Teriyaki Chicken Rice Bowl (from Rumbi's Island Grill)


This is a twist on the traditional stir fry. I used broccoli and carrots and it was delicious. Rather than serving the vegetables and chicken separately, I stirred them together with the Teriyaki and garlic sauce. I also chopped the chicken before I cooked it.

Ingredients:
1 cup rice (brown or white) prepared
1 skinless, boneless chicken breast approx. 4 ounces
3/4 cup chopped vegetables (carrots, broccoli, zucchini, celery - or your favorites)
1 teaspoon sesame oil (I used olive oil and it was delicious)
1/4 cup Teriyaki sauce (find this by the soy sauce)
Chili garlic sauce (also by the Asian foods: it is red and in a small jar. I used aprox 2 T.)
Method:
Cook rice according to package directions and keep warm.
Grill chicken breast (about 8-10 minutes in a grill pan or skillet). Or bake in oven (350° for about 45 minutes)
Pour sesame oil in hot wok or skillet and sauté vegetables for about 3 minutes.

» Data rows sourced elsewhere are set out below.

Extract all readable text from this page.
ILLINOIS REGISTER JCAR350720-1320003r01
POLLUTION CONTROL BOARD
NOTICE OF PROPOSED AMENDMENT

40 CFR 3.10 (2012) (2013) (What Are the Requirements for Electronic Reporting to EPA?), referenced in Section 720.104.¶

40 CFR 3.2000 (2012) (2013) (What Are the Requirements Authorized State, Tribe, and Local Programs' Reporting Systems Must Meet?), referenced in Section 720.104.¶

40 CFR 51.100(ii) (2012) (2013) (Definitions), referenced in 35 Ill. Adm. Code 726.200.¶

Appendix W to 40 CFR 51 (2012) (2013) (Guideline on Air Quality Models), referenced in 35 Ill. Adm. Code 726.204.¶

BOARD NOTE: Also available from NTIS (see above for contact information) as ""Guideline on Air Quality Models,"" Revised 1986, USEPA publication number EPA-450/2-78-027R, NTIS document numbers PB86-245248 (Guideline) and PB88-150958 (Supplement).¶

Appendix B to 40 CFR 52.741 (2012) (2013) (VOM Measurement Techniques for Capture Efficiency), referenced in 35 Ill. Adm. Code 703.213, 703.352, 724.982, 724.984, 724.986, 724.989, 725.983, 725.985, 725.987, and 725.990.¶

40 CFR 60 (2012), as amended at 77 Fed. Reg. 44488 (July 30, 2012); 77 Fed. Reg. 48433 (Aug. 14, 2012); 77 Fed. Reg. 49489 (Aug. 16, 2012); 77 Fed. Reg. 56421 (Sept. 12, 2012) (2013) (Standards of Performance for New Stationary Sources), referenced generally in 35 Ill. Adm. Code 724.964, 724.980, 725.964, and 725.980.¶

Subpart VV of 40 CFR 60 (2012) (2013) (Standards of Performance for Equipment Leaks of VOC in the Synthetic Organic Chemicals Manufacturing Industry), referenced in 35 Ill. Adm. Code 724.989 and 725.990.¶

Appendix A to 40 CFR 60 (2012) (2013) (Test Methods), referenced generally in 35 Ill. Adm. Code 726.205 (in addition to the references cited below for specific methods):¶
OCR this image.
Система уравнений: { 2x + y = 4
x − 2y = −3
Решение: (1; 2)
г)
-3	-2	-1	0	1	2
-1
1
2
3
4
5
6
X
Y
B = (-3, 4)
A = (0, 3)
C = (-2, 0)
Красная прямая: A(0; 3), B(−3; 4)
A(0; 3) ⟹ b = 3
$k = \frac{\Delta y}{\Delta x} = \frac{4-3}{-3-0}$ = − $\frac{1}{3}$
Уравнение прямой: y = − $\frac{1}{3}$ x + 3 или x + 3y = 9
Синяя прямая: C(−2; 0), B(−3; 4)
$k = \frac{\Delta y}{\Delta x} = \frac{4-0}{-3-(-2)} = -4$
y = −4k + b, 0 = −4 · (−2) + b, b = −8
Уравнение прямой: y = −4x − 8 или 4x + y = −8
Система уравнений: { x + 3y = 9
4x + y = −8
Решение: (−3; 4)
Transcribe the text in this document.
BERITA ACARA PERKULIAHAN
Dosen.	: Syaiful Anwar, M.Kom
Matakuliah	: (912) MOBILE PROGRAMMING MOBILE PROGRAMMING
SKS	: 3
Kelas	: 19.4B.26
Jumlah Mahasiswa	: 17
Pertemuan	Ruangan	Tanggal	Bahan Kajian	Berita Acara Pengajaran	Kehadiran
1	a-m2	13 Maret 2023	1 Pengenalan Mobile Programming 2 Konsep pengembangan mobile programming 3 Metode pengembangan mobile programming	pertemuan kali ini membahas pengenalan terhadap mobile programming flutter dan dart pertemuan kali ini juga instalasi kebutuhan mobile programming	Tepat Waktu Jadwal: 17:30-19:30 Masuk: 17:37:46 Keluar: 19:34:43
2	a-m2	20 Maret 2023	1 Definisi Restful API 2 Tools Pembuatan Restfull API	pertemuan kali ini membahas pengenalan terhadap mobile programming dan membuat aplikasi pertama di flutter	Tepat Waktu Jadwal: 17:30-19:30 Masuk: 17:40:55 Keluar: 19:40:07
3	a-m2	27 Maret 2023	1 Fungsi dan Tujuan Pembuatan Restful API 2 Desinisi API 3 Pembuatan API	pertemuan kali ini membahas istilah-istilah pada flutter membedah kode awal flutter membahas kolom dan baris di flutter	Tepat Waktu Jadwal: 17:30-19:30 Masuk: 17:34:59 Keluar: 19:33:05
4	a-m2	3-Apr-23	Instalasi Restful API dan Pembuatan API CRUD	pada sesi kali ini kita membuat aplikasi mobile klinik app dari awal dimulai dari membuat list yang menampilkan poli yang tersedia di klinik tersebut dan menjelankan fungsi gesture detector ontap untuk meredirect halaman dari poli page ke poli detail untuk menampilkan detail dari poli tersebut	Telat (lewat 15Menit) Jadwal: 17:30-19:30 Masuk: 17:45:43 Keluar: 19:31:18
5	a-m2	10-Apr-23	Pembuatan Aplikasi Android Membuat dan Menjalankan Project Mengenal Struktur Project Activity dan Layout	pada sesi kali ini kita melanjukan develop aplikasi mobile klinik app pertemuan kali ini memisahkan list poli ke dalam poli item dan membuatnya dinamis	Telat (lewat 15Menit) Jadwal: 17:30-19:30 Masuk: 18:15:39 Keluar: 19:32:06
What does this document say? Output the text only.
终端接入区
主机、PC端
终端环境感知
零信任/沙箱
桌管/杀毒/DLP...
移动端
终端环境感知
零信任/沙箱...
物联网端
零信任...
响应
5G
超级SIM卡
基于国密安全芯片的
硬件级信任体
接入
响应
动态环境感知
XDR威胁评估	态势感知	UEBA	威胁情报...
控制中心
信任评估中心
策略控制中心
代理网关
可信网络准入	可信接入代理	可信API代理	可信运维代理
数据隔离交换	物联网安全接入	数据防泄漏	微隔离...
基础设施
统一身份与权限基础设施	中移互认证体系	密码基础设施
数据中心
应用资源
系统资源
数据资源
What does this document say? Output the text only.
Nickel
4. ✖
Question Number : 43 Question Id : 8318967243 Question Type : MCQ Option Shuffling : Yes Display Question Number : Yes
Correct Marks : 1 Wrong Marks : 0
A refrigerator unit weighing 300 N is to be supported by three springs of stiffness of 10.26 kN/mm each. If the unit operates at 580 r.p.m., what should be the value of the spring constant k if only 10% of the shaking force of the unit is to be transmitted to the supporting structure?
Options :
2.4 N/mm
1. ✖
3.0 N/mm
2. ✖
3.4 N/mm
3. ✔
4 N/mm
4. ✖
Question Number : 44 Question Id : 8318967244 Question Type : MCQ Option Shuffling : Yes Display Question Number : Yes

Mix teriyaki sauce and a few drops of chili garlic sauce together (I wasn't sure what this meant, so I tried about 2 T., it is spicy, so be sure to taste it before you go nuts) . Chop chicken breast into slices and pour teriyaki sauce over chicken. Place rice in the bottom of a large bowl. Put sautéed vegetables over rice. Top off bowl with seasoned chicken.